At the cemetery take time out to read the plaque about the Garry Oak Revival and enjoy the oaks beyond. Garry Oaks were named in 1822 after Nicholas Garry, former governor of the Hudson’s Bay Company. These gnarled beauties are the only oaks native to Washington, though their range extends from Southern Canada to Northern California.
Hike back down to the Mitchell Hill turnoff and continue south. These oaken forests were once sustained with controlled burns by the native Salish to improve their hunting grounds. Garry Oaks also have edible acorns if steamed, roasted or boiled for a long time, but they were not the favored food of the Salish if the less bitter Camas bulbs were available.
You will also be passing evidence of the National Parks own prescribed burns as they attempt to renew the Garry Oak Prairie. As long as the inner layer of bark, the cambrium, is not destroyed, many trees, like redwoods with a foot deep of bark, can survive. Douglas Fir, with a thinner bark, are more susceptible.
Amid dry grasses the bracken ferns are starting to brown and snowberry is festooned with its’ poisonous white berries, called “corpse berry”by native tribes. Along the trail also look for Oregon Grape. Natives relished the berries and ate them raw, cooked or mashed then boiled to mix with other less sour fruit like salal or huckle berries. When cooked and dried the cakes made a nutritious treat during celbrations or dreary winters.
Check out the peakaboo views of the Olympics. Between you and West Valley Road was the Old Military Road, making one wish we could still hear the hoofbeats as the men of both sides rode to communicate important missives with one another or enjoy more fun events like racing their horses on the plains at American Camp.
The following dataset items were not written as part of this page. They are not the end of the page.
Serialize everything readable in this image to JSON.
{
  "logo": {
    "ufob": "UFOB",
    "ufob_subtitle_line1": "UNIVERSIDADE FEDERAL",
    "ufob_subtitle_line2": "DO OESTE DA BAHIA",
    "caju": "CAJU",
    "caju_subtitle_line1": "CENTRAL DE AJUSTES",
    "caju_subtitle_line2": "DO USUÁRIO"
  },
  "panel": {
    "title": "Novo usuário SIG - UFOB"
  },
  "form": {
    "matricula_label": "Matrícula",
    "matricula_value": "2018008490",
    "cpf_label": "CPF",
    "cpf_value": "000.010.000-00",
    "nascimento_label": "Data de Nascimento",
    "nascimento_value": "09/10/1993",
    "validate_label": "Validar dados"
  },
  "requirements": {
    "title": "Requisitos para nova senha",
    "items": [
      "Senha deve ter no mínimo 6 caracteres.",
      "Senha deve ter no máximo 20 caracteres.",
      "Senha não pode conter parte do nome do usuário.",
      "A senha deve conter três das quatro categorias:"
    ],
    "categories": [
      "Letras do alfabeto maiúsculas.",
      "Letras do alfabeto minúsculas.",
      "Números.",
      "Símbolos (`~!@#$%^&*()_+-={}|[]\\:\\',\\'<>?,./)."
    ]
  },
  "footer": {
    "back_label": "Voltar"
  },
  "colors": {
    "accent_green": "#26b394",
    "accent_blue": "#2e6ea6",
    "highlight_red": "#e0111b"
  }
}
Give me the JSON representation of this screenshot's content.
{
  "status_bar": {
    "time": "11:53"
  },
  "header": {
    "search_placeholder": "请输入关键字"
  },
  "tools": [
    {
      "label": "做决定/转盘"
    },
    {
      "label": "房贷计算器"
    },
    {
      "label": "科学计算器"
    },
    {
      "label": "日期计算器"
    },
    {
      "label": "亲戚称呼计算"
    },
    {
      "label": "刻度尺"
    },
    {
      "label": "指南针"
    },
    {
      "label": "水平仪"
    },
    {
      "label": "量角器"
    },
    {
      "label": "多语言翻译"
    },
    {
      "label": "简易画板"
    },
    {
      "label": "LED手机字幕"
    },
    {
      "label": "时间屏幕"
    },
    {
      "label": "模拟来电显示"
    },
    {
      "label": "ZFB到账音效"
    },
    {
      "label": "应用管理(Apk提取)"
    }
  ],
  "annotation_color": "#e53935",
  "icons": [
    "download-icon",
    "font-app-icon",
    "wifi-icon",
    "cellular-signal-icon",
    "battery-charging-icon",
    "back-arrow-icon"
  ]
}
Just up the trail a structure might arouse your curiosity. This strange looking contraption is the result of the National Park, Kwiaht and high school students joining together to monitor animal life in this area. Please do not disturb the site.
In less than two years at various sites they have confirmed Northern Flying Squirrels, Northwestern Salamanders, rare snakes and recorded several thousand bats (of eight species).
Kwiaht is the center for the historical ecology of the Salish Sea.They wish to preserve the living legacy of island wildlife and plants for future generations. For more information contact kwiaht.org (http://kwaiaht.org)
All along the trail, especially in older firs check out the multitude of almost rectangular shaped woodpecker holes. These are made by Pilated Woodpeckers, Woody Woodpecker lookalikes, as they search for food. The holes then provide homes for a wide variety of bird and animal life.